If it ever happened, Robert McCormick thought, the enemy would be the Soviet Union. It would be a devastating clash of superpowers. And then it would be over.

But now, the 37-year-old tax attorney finds that the president may ask him to suit up as a major in the Marine Corps reserve for a potentially protracted confrontation in the Middle East. "To be honest with you, I never expected anything like this," he says. "I think this has taken everybody by shock."

McCormick and thousands of others are wondering whether they will be called to arms now that the administration is considering mobilizing reserve forces for the first time since 1968. He's been told to "stand by to stand by."

But McCormick, like many others in his position, says he's ready. Mentally and physically. They may be called weekend warriors but they are serious about their mission. "We practice all the time and we're very good at it," says Maj. Phyllis Phipps-Barnes, a spokeswoman for the National Guard.

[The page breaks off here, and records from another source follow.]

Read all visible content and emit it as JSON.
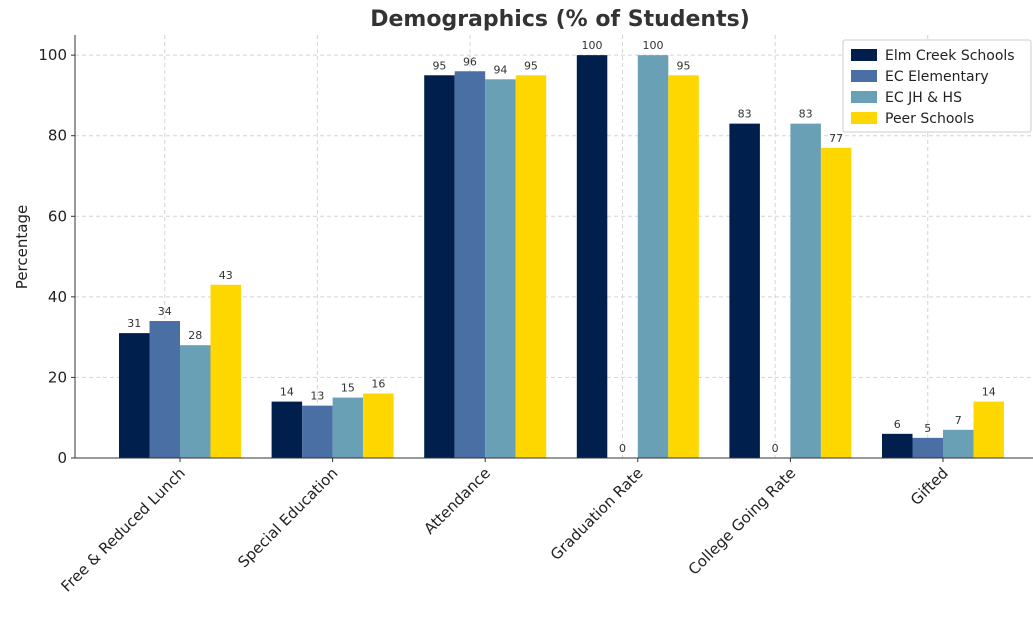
{
  "chart_data": {
    "type": "bar",
    "title": "Demographics (% of Students)",
    "xlabel": "",
    "ylabel": "Percentage",
    "ylim": [
      0,
      105
    ],
    "yticks": [
      0,
      20,
      40,
      60,
      80,
      100
    ],
    "grid": true,
    "legend_position": "top-right",
    "categories": [
      "Free & Reduced Lunch",
      "Special Education",
      "Attendance",
      "Graduation Rate",
      "College Going Rate",
      "Gifted"
    ],
    "series": [
      {
        "name": "Elm Creek Schools",
        "color": "#001f4d",
        "values": [
          31,
          14,
          95,
          100,
          83,
          6
        ]
      },
      {
        "name": "EC Elementary",
        "color": "#4a6fa5",
        "values": [
          34,
          13,
          96,
          0,
          0,
          5
        ]
      },
      {
        "name": "EC JH & HS",
        "color": "#6aa0b6",
        "values": [
          28,
          15,
          94,
          100,
          83,
          7
        ]
      },
      {
        "name": "Peer Schools",
        "color": "#ffd700",
        "values": [
          43,
          16,
          95,
          95,
          77,
          14
        ]
      }
    ]
  }
}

"When we make a commitment to be in the National Guard or reserves, we are always prepared to be called on," says former D.C. Council chairman and National Guardsman Arrington Dixon. "It is a hardship ... but we have to be prepared to go."

"I'm apprehensive, as anybody would be apprehensive," says McCormick. "It would certainly be very disruptive to my type of work. I'm happy I have a good employer here." McCormick says the senior partners at his firm, Sills & Brodsky, have arranged matters so that "every case that I'm working on has another attorney who is kind of sidelining." He's also made plans "to ensure that things like home and insurance policies and car and lots of different things will be taken care of."

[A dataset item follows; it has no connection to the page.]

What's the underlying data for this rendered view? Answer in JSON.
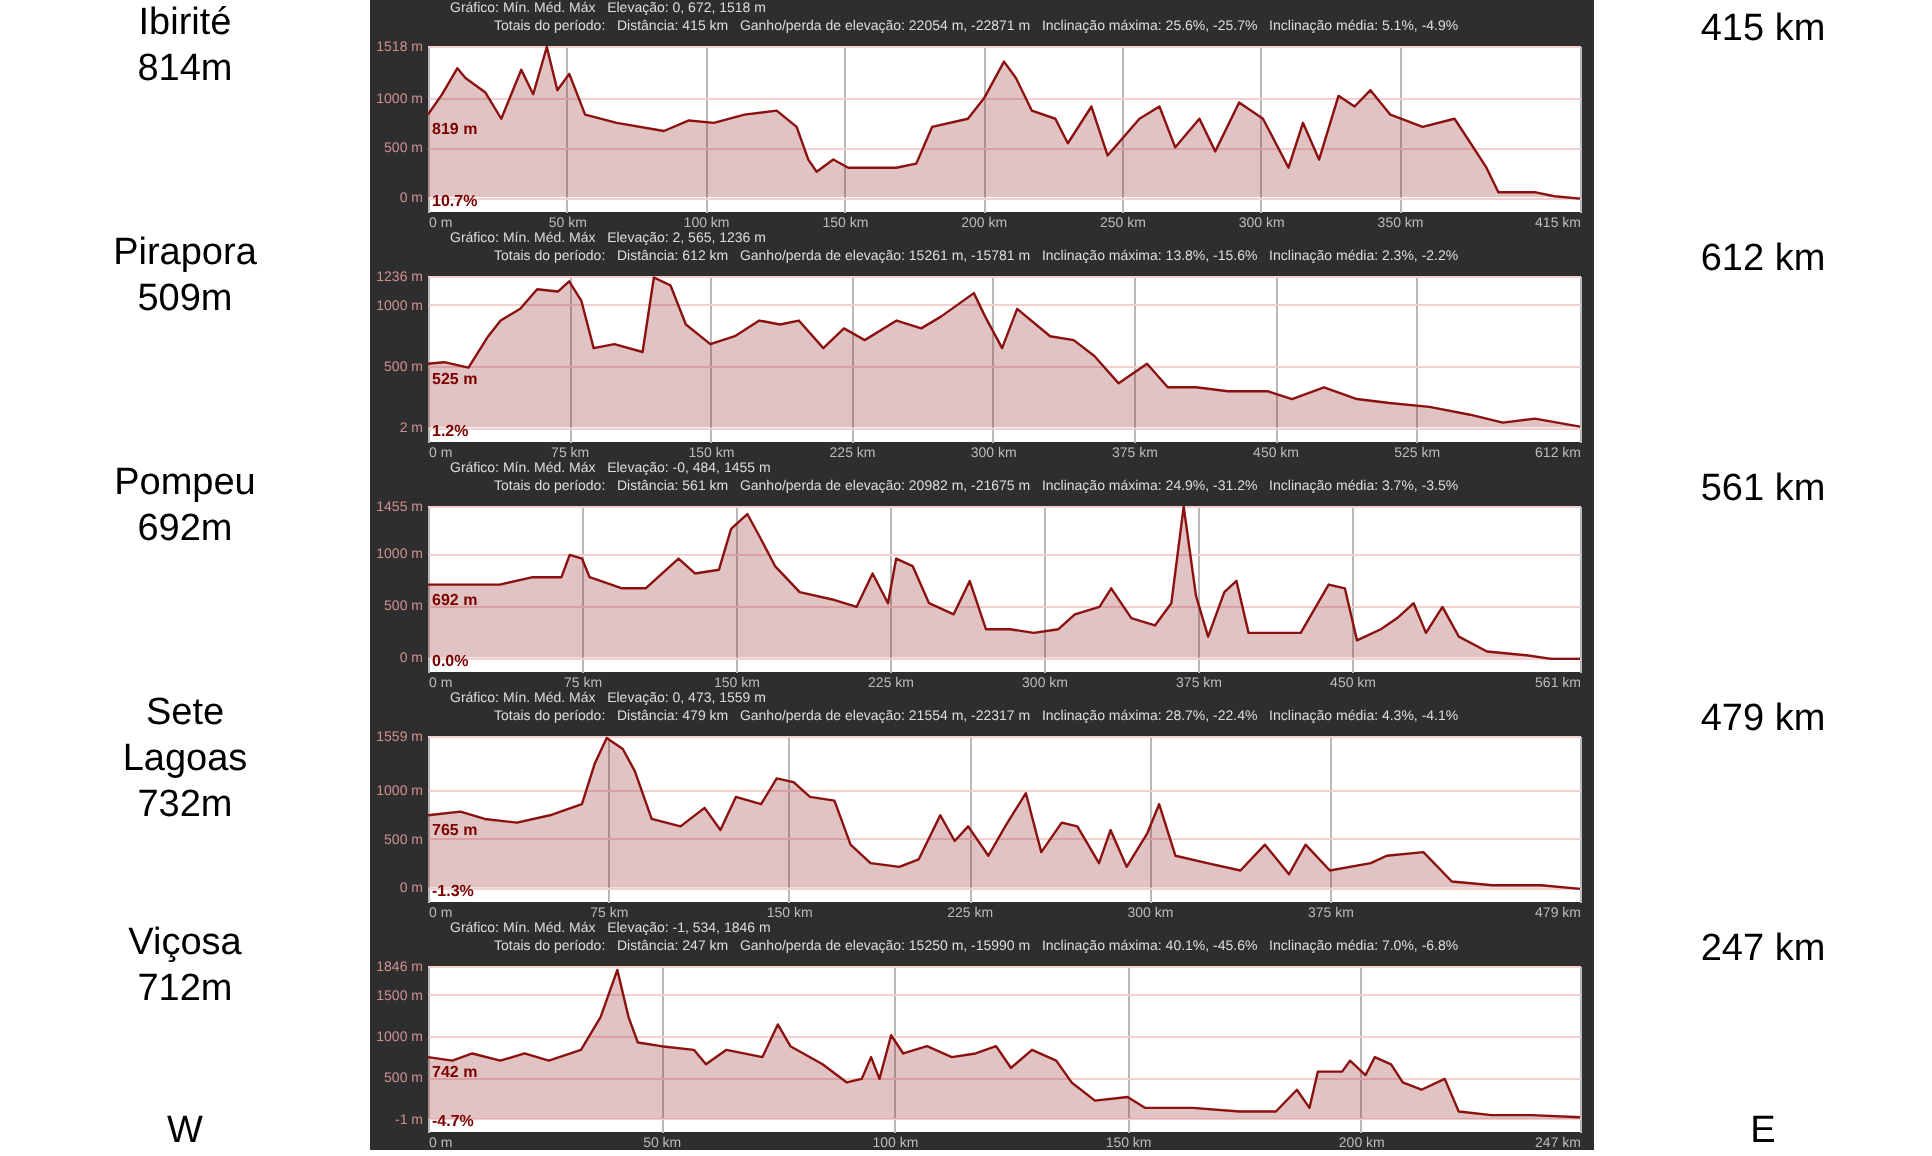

McCormick is not married. "I have a very good friend who I have been dating for a while," he says, "and I'm sure she's not going to appreciate this."

He figures he's high on the list to be sent overseas because of his experience as a flight officer. In his training as a full-time Marine, he dropped a couple of hundred bombs -- real ones -- and "countless" dummies. And he spent 100 days on the ground in Beirut in 1982 providing air support for multinational forces there. "I'm familiar with the integration of these systems and how they work and I've written on the subject," he says.

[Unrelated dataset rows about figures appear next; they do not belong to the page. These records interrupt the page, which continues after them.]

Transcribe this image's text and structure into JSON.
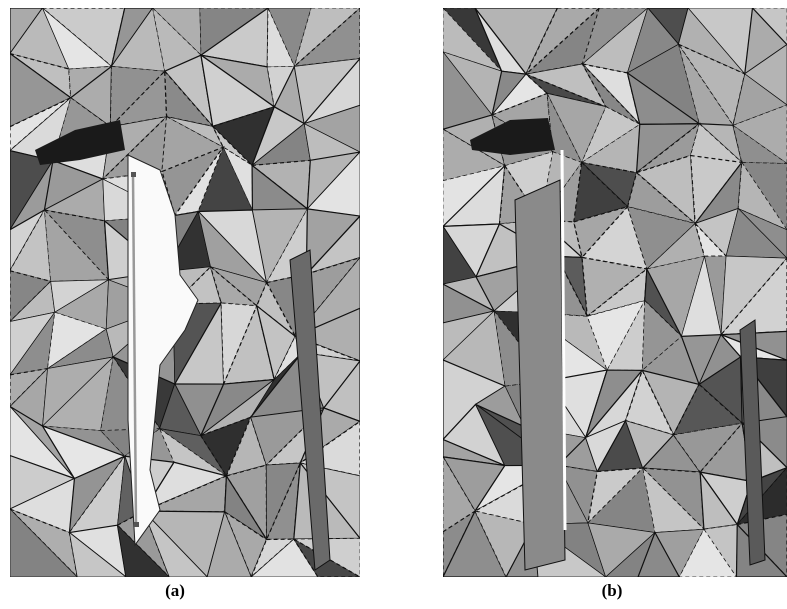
{
  "panels": [
    {
      "caption": "(a)"
    },
    {
      "caption": "(b)"
    }
  ]
}
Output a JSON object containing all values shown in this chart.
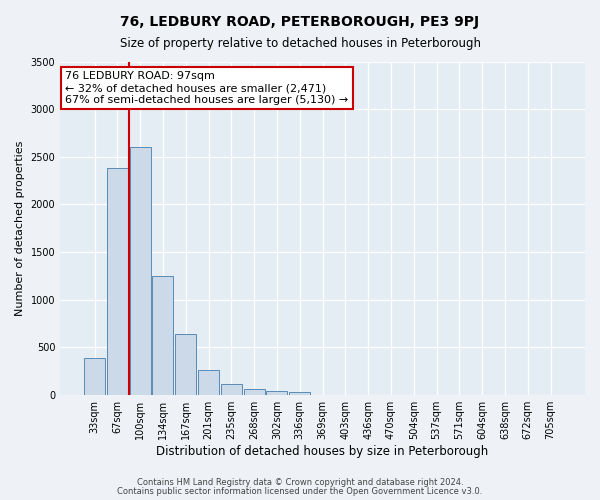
{
  "title": "76, LEDBURY ROAD, PETERBOROUGH, PE3 9PJ",
  "subtitle": "Size of property relative to detached houses in Peterborough",
  "xlabel": "Distribution of detached houses by size in Peterborough",
  "ylabel": "Number of detached properties",
  "bar_labels": [
    "33sqm",
    "67sqm",
    "100sqm",
    "134sqm",
    "167sqm",
    "201sqm",
    "235sqm",
    "268sqm",
    "302sqm",
    "336sqm",
    "369sqm",
    "403sqm",
    "436sqm",
    "470sqm",
    "504sqm",
    "537sqm",
    "571sqm",
    "604sqm",
    "638sqm",
    "672sqm",
    "705sqm"
  ],
  "bar_values": [
    390,
    2380,
    2600,
    1250,
    640,
    260,
    110,
    55,
    40,
    25,
    0,
    0,
    0,
    0,
    0,
    0,
    0,
    0,
    0,
    0,
    0
  ],
  "bar_color": "#ccd9e8",
  "bar_edge_color": "#5a8ab5",
  "vline_color": "#cc0000",
  "ylim": [
    0,
    3500
  ],
  "annotation_text": "76 LEDBURY ROAD: 97sqm\n← 32% of detached houses are smaller (2,471)\n67% of semi-detached houses are larger (5,130) →",
  "annotation_box_edgecolor": "#cc0000",
  "footnote1": "Contains HM Land Registry data © Crown copyright and database right 2024.",
  "footnote2": "Contains public sector information licensed under the Open Government Licence v3.0.",
  "bg_color": "#eef2f6",
  "plot_bg_color": "#e4ecf4"
}
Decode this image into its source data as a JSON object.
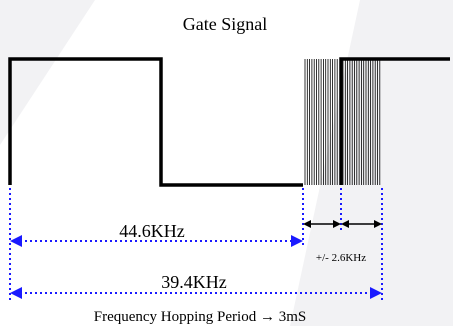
{
  "title": "Gate Signal",
  "labels": {
    "period_a": "44.6KHz",
    "period_b": "39.4KHz",
    "hop_range": "+/- 2.6KHz",
    "footer": "Frequency Hopping Period → 3mS"
  },
  "colors": {
    "signal": "#000000",
    "dimension": "#1a1aff",
    "watermark": "#f2f2f4"
  }
}
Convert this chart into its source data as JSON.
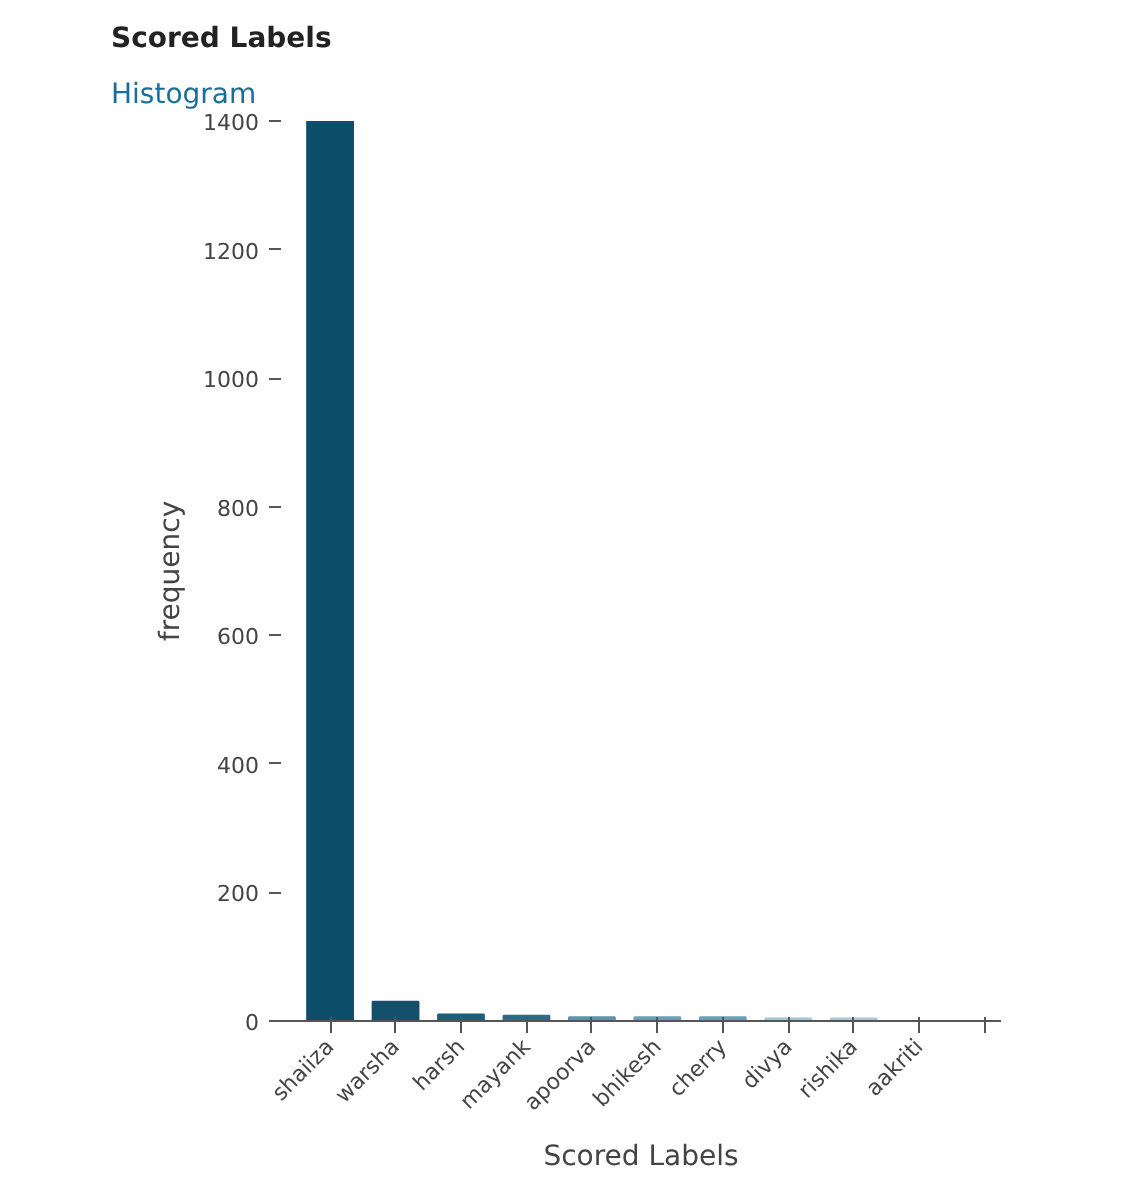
{
  "chart_data": {
    "type": "bar",
    "title": "Scored Labels",
    "subtitle": "Histogram",
    "xlabel": "Scored Labels",
    "ylabel": "frequency",
    "categories": [
      "shaiiza",
      "warsha",
      "harsh",
      "mayank",
      "apoorva",
      "bhikesh",
      "cherry",
      "divya",
      "rishika",
      "aakriti"
    ],
    "values": [
      1400,
      30,
      10,
      8,
      6,
      6,
      6,
      4,
      4,
      0
    ],
    "colors": [
      "#0d4f6b",
      "#13506b",
      "#1d5f7a",
      "#2a6d88",
      "#5a94ad",
      "#6aa0b8",
      "#6aa0b8",
      "#9fc4d4",
      "#a8c8d8",
      "#c4dbe6"
    ],
    "ylim": [
      0,
      1400
    ],
    "yticks": [
      0,
      200,
      400,
      600,
      800,
      1000,
      1200,
      1400
    ],
    "grid": false
  }
}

McCormick is proud to be associated with the Marines, even if this isn't quite the fight he had anticipated. "I have no problem, I guess, with being called up if my country needs me," he says.

Robert Moore, a 44-year-old Vietnam veteran and a computer specialist at the Drug Enforcement Administration, says he's ready to go -- but not quite willing. "I don't like the idea but I don't have any choice if it comes up," he says. The conflict, in the view of the petty officer first class, is "more for the oil companies than for the rest of the country. They always seem to have a war or something to stimulate the economy. That's been the history of this nation."

He is married and the father of three. "My wife feels, 'Oh, they're not going to call you,' " he says. "She doesn't want it to happen. Hopefully, she's right."

Moore, who serves as a storekeeper at the Navy supply center in Norfolk, quit the military for a while after being discharged from the Marines in 1967, but then joined the reserves, partly because he enjoys the camaraderie. He didn't expect to be called up. But he always knew it could happen. "There's a possibility there's always going to be a war no matter what they say, so I've resigned myself," he says.

Another member of his unit, Jorge Dulanto, was never a full-time military man and he's had just a couple of weeks of training, mostly in a classroom. Petty Officer 3rd Class Dulanto, whose civilian job is in Navy personnel, expects he would remain in Norfolk if called up, filling in for those who have been sent overseas. Still, he's feeling on edge about the possible call-up. "We go through this test kind of thing," he says. "Sometimes that gets kind of scary because it seems like the real thing. They try to get you ready."

And does he think the others in his unit are ready? "Some are more in shape than others," he says. "We have all types. We are ready to do our job that we're trained for, to support the naval fleet at the supply center."

Dulanto, who is unmarried, was set to spend this weekend on duty in Norfolk anyway, and now he's not sure when he'll be back. "I'm going to pack my sea bag almost completely full," he says. "Usually, I just bring one uniform and a change of clothes for evening attire. But in this situation, who knows?"